Cheryl's fellow travellers had less success. Nick and Giles English, who sound like cartoon characters, had given up their City jobs to start a watch company, selling wildly expensive wrist trinkets to the kind of hedge-fund hoorays who can drop £7,000 on impressing their mates. Understandably, perhaps, they thought that the booming tiger economy of India, heaving with fresh-minted millionaires, was the perfect place to expand their turnover. Sadly, they'd reckoned without import taxes of 58 per cent, a fixed disinclination to pay the standard retail price and an affection for gold. Nick and Giles, who make their watches out of bits of old Spitfire and market them on their ability to withstand g-forces, looked a bit crestfallen. "It's not a back-of-the fag-packet calculation anymore," said Nick (or Giles), apparently unabashed that they should have launched an overseas export drive on such a flimsy basis in the first place.

But Theo reserved the Dragons' Den head-shaking and tutting for the men from Regenatec, a British company that markets a way to convert standard diesel engines to run on bio-fuel. It's a terrific idea, but is only likely to work if they can undercut state-subsidised fuels, and get the terrifying local pressing plants to produce a consistent product. Mike, who'd come up with the technology and already had his firm "rescued" once, seemed to have a touching faith in the willingness of premium customers to pay over the odds for their fuel because it was greener than the alternatives. You nearly went bust with that strategy, Theo reminded him. "But the business would have gone bust a darn sight quicker had I not had premium customers," replied Mike triumphantly. Yes, there might have been a gaping hole in the hull but just look at the size of my bailers. Theo sucked his oversized teeth and looked disapproving. He's not bad incidentally, despite an odd kind of diction that suggests that he's just had dental anaesthetic injected into both gums, and the series he presents offers a refreshingly novel kind of travel programme, in which you see a culture at work, rather than just pandering to Western leisure.

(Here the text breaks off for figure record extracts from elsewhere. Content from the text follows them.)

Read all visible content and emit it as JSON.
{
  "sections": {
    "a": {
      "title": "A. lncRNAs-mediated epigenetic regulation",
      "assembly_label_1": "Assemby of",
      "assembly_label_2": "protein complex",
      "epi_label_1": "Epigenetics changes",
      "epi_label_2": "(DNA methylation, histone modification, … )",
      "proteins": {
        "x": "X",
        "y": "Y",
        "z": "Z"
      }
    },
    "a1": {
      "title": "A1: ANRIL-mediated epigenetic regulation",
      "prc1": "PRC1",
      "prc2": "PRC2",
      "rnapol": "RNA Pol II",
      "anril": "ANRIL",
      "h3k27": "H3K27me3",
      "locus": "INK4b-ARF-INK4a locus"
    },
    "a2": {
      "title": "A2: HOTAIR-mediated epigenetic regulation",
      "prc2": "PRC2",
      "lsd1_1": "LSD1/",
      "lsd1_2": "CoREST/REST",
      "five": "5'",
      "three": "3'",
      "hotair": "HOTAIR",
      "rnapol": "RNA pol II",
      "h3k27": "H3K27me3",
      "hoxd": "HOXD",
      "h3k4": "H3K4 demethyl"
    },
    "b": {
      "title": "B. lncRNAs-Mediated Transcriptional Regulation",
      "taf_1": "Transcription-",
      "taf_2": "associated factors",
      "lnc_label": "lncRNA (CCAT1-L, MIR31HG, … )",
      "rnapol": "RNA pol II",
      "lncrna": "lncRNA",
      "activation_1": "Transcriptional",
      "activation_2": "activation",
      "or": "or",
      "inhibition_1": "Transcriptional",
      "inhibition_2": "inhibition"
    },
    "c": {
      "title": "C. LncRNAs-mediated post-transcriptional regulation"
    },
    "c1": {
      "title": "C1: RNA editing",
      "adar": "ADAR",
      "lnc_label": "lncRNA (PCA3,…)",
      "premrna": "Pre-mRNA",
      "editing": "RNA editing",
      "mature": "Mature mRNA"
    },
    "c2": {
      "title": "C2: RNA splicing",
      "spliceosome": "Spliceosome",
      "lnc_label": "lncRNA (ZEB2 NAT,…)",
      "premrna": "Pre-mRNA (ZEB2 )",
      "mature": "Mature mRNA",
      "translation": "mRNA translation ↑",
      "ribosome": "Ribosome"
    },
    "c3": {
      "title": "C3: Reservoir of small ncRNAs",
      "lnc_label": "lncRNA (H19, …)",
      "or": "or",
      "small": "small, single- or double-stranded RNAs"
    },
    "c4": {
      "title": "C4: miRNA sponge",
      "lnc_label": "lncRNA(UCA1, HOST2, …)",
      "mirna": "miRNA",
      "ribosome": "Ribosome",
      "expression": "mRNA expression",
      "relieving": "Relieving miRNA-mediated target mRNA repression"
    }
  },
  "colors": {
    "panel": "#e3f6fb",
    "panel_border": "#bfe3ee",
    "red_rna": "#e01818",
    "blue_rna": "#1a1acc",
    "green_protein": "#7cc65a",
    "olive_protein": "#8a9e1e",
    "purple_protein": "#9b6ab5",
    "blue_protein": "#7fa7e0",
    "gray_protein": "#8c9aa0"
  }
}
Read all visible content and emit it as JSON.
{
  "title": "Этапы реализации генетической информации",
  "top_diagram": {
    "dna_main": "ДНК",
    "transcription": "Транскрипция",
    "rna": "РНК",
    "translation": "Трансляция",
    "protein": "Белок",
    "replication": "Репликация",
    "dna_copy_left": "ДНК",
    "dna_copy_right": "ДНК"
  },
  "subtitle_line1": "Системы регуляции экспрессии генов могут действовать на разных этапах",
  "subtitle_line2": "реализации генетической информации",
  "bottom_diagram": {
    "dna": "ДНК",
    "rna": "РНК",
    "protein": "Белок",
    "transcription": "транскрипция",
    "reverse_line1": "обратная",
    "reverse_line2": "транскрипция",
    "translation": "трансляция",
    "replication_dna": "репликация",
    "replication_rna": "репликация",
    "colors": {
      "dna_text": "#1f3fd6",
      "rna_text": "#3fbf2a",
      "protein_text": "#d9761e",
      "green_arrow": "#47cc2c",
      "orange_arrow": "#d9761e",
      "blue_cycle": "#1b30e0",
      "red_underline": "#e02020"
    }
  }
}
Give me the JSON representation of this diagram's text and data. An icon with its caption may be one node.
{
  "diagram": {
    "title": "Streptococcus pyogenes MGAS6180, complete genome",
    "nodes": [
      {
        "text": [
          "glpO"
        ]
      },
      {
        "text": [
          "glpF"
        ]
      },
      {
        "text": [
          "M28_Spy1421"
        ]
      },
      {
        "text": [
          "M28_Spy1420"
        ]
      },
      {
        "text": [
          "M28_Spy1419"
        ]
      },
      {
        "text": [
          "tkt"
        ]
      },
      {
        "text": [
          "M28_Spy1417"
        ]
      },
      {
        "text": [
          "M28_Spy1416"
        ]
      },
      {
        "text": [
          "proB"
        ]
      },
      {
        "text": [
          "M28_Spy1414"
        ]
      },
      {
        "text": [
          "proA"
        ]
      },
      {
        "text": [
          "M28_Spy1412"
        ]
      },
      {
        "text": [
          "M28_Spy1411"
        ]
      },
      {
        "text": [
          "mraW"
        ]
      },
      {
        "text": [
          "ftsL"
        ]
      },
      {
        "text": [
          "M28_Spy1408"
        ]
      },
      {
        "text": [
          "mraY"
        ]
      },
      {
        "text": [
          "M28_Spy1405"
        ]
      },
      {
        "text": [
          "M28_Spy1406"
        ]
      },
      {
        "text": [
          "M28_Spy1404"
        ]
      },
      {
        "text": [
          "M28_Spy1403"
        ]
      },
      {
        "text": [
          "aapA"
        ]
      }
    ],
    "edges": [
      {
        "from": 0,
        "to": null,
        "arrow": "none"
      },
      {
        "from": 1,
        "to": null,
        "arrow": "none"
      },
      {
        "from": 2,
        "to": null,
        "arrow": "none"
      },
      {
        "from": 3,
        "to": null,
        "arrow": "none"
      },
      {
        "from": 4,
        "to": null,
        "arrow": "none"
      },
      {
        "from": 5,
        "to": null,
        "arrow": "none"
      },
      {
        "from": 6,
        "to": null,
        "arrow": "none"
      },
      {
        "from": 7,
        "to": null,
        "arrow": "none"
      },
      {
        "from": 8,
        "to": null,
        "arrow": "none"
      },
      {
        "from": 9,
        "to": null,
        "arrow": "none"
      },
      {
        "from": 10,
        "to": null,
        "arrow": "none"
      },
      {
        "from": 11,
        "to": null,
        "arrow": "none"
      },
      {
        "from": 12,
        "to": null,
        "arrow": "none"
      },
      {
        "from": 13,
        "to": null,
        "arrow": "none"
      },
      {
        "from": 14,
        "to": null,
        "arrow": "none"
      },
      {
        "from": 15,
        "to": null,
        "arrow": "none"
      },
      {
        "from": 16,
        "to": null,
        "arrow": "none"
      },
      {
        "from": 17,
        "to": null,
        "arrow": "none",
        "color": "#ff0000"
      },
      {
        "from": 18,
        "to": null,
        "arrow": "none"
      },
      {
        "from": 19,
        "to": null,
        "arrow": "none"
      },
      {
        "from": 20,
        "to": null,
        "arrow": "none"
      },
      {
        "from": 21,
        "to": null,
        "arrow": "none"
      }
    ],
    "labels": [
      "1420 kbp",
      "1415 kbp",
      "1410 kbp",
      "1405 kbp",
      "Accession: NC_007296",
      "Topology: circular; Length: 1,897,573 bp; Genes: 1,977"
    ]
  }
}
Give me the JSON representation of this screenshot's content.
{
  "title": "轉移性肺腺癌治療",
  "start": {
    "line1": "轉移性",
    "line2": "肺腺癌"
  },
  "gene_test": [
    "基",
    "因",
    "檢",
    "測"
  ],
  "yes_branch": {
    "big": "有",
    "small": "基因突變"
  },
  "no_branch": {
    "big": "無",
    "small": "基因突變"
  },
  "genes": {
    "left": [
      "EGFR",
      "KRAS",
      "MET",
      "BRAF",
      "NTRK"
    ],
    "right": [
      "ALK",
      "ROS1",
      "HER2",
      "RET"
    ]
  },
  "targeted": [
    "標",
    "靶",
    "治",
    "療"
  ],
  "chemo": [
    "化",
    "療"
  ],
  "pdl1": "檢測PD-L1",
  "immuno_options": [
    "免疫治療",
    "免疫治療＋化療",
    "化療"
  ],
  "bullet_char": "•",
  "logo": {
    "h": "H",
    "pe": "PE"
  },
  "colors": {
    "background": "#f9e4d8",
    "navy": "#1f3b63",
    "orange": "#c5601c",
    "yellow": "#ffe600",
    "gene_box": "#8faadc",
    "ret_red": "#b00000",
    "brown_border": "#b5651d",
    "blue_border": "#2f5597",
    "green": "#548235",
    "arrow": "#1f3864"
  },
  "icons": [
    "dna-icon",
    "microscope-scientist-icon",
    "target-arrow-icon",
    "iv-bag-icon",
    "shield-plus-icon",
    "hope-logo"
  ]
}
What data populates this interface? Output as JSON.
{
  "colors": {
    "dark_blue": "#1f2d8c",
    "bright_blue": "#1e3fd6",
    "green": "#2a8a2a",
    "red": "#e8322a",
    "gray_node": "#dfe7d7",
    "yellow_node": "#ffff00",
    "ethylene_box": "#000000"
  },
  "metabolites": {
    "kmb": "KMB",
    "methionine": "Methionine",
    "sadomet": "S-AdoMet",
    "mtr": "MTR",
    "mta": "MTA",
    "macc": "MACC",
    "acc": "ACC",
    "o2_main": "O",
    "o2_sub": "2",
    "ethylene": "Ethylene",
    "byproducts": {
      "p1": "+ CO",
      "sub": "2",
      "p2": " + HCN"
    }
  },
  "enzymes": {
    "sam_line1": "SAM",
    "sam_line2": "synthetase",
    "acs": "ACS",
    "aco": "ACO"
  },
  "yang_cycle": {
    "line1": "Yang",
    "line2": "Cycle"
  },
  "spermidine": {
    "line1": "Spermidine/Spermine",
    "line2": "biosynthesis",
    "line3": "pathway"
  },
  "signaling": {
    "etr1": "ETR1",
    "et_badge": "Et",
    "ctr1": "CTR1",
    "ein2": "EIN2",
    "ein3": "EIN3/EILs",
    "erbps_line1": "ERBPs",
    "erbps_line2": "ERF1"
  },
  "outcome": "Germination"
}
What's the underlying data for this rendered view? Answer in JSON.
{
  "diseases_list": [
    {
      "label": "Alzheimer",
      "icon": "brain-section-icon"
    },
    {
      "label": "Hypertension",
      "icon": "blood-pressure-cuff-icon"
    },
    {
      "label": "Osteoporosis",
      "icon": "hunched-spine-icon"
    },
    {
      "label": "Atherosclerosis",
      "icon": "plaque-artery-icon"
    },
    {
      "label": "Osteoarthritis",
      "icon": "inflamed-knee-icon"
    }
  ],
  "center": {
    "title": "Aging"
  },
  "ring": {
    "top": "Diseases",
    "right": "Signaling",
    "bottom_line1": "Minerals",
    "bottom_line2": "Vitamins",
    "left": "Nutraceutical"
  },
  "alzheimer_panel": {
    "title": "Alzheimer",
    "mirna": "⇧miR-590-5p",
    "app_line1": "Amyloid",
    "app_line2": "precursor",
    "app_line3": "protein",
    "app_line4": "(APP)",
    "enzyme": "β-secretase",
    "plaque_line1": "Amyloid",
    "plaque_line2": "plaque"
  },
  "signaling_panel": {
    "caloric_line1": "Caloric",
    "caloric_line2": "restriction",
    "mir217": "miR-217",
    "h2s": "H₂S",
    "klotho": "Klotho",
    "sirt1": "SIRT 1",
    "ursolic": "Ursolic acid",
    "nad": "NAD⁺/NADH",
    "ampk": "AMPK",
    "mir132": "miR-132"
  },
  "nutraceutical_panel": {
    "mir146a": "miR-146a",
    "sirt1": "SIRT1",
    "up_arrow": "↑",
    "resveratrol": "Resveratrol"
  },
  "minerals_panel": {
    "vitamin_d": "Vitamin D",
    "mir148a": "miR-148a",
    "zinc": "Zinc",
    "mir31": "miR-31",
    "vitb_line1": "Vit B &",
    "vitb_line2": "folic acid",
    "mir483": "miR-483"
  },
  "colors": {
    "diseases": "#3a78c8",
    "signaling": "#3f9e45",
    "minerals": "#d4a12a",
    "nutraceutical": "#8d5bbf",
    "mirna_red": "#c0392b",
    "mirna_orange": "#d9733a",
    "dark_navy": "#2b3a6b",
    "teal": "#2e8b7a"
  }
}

For all I know, Tom Cunliffe lives in an new-build executive estate in Chingford and does all his seafaring in his imagination, but he looks authentically salty in his pea-coat and neckerchief and The Boats That Built Britain has a genuinely appealing tang of hobbyist passion. This week, Cunliffe was sailing on a square-rigger – the ship that laid the foundations for the British empire – and to say he was excited about it would be an understatement. To see a square-rigger "bearing down on you with a bone in her teeth and her topsails bellying out to the wind", he said, "is one of the great thrills this world has to offer". He then demonstrated just how much hard labour used to be packed into what has faded into a blithe cliché of departure – "setting sail". To us landlubbers, it sounds like just one action, but it's actually hundreds and almost all of them leave you with blisters on your hands.

When did it become the norm to start programmes off with a long explanatory overture that, maddeningly, never changes? The Story of Science – Power, Proof and Passion is actually quite a good beginner's guide to the scientific enlightenment, but to get to the goods you have to sit there for two minutes and 10 seconds while Michael Mosley sets out his stall, exactly as he did last week and the week before that. How many viewers, I wonder, lose patience, and move on to a different stall altogether?